FOM: Re: comments on Steel's "large cardinals needed/apprecator:!:
Lee J. Stanley
ljs4 at CS1.CC.Lehigh.EDU
Fri Nov 21 23:08:21 EST 1997
I would like to offer what I hope would be recognized as a friendly amendment
to Steve's post. I would suggest inserting "currently" before
most occurrences of "applicable", in which case one of his
(and Feferman's) main theses, that all of (currently) applicable
mathematics can be done in W becomes a reasonably precise, though
ultimately sociological, statement, for which there is probably
a fair amount of evidence.
However, to go from there to the suggestion that it might be ok
for (currently) scientifically applicable mathematics and pure mathematics
to go their separate ways seems dangerously ahistorical, and
probably, ultimately more dangerous to the progress of science
than to the progress of pure mathematics.
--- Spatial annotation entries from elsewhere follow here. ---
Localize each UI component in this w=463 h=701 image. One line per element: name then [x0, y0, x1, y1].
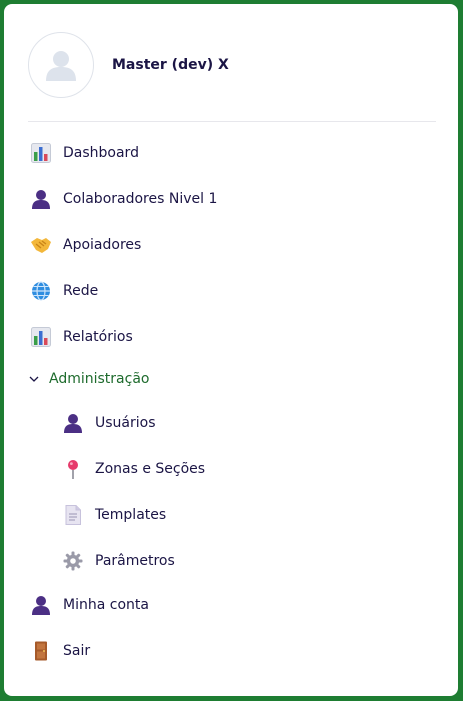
sidebar-item-templates[interactable]: Templates [62, 500, 166, 530]
avatar[interactable] [28, 32, 94, 98]
sidebar-item-label: Minha conta [63, 597, 149, 613]
sidebar-item-colaboradores[interactable]: Colaboradores Nivel 1 [30, 184, 217, 214]
sidebar-item-sair[interactable]: Sair [30, 636, 90, 666]
sidebar-item-zonas[interactable]: Zonas e Seções [62, 454, 205, 484]
person-icon [62, 412, 84, 434]
sidebar-item-minha-conta[interactable]: Minha conta [30, 590, 149, 620]
sidebar-panel: Master (dev) X Dashboard Colaboradores N… [4, 4, 458, 696]
sidebar-item-label: Zonas e Seções [95, 461, 206, 477]
sidebar-item-label: Templates [95, 507, 167, 523]
sidebar-item-label: Sair [63, 643, 91, 659]
sidebar-item-label: Apoiadores [63, 237, 142, 253]
bar-chart-icon [30, 326, 52, 348]
person-icon [30, 188, 52, 210]
gear-icon [62, 550, 84, 572]
sidebar-group-label: Administração [49, 371, 150, 387]
bar-chart-icon [30, 142, 52, 164]
sidebar-item-label: Relatórios [63, 329, 133, 345]
sidebar-group-administracao[interactable]: Administração [28, 366, 149, 392]
sidebar-item-label: Dashboard [63, 145, 139, 161]
divider [28, 121, 436, 122]
sidebar-item-relatorios[interactable]: Relatórios [30, 322, 133, 352]
sidebar-item-apoiadores[interactable]: Apoiadores [30, 230, 141, 260]
user-profile: Master (dev) X [28, 29, 438, 101]
sidebar-item-label: Rede [63, 283, 99, 299]
globe-icon [30, 280, 52, 302]
sidebar-item-label: Colaboradores Nivel 1 [63, 191, 218, 207]
sidebar-item-label: Parâmetros [95, 553, 175, 569]
person-icon [30, 594, 52, 616]
sidebar-item-rede[interactable]: Rede [30, 276, 98, 306]
user-name: Master (dev) X [112, 57, 229, 73]
sidebar-item-usuarios[interactable]: Usuários [62, 408, 156, 438]
sidebar-item-dashboard[interactable]: Dashboard [30, 138, 139, 168]
user-avatar-icon [46, 51, 76, 81]
pin-icon [62, 458, 84, 480]
document-icon [62, 504, 84, 526]
chevron-down-icon [28, 372, 42, 386]
sidebar-item-label: Usuários [95, 415, 156, 431]
sidebar-item-parametros[interactable]: Parâmetros [62, 546, 175, 576]
door-icon [30, 640, 52, 662]
handshake-icon [30, 234, 52, 256]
Even if, after the fact, it is possible to scrape away and get
down to W to save most currently applicable mathematics, that
is NOT the route which led to notions like "group" just happening
to be lying around when physics grew to the point of being to use
them (need them?). And the WAY THINGS HAPPENED has some importance,
I think, and is related to the robustness issue I raised in my last
post. Would anyone seriously contend that the development of mathematics
within W would have been anything near as successful as the development
we have known in a more "freewheeling" setting (setting aside, for
the moment, the unlikelihood of ever formulating such systems except
as a result of analysis of practice in more robust and natural systems)?
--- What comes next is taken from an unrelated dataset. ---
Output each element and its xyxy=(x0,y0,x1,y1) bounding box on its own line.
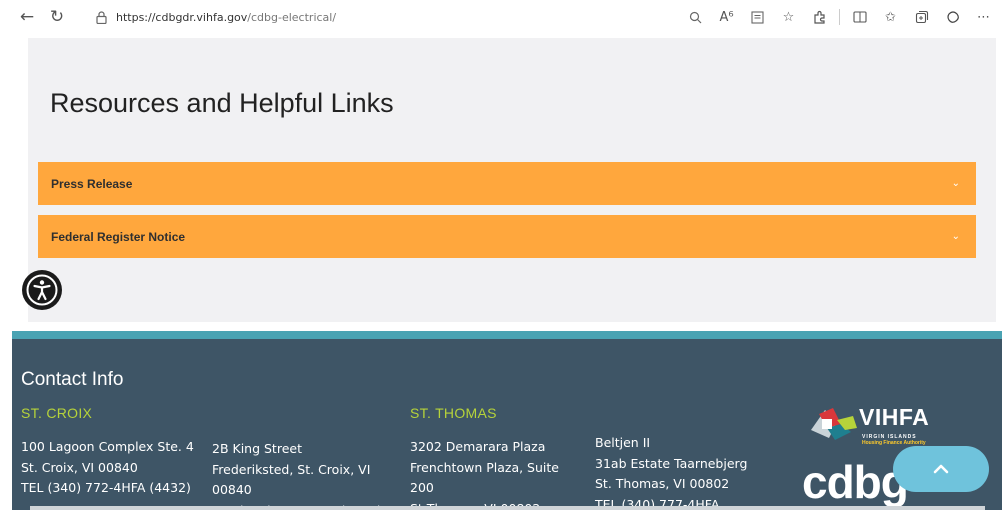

This said, identification of systems such as W as sufficient to account
for fairly large, fairly coherent pieces of current mathematical practice,
which correlate well with what is currently applicable, has to be of
interest in the mapping out of the axiomatic terrain. This has always seemed
to me to be one of the main concerns of foundations.
What is objectionable is to identify these pieces with all the
mathematics that ever-will/is-ever-likely-to be applicable to science.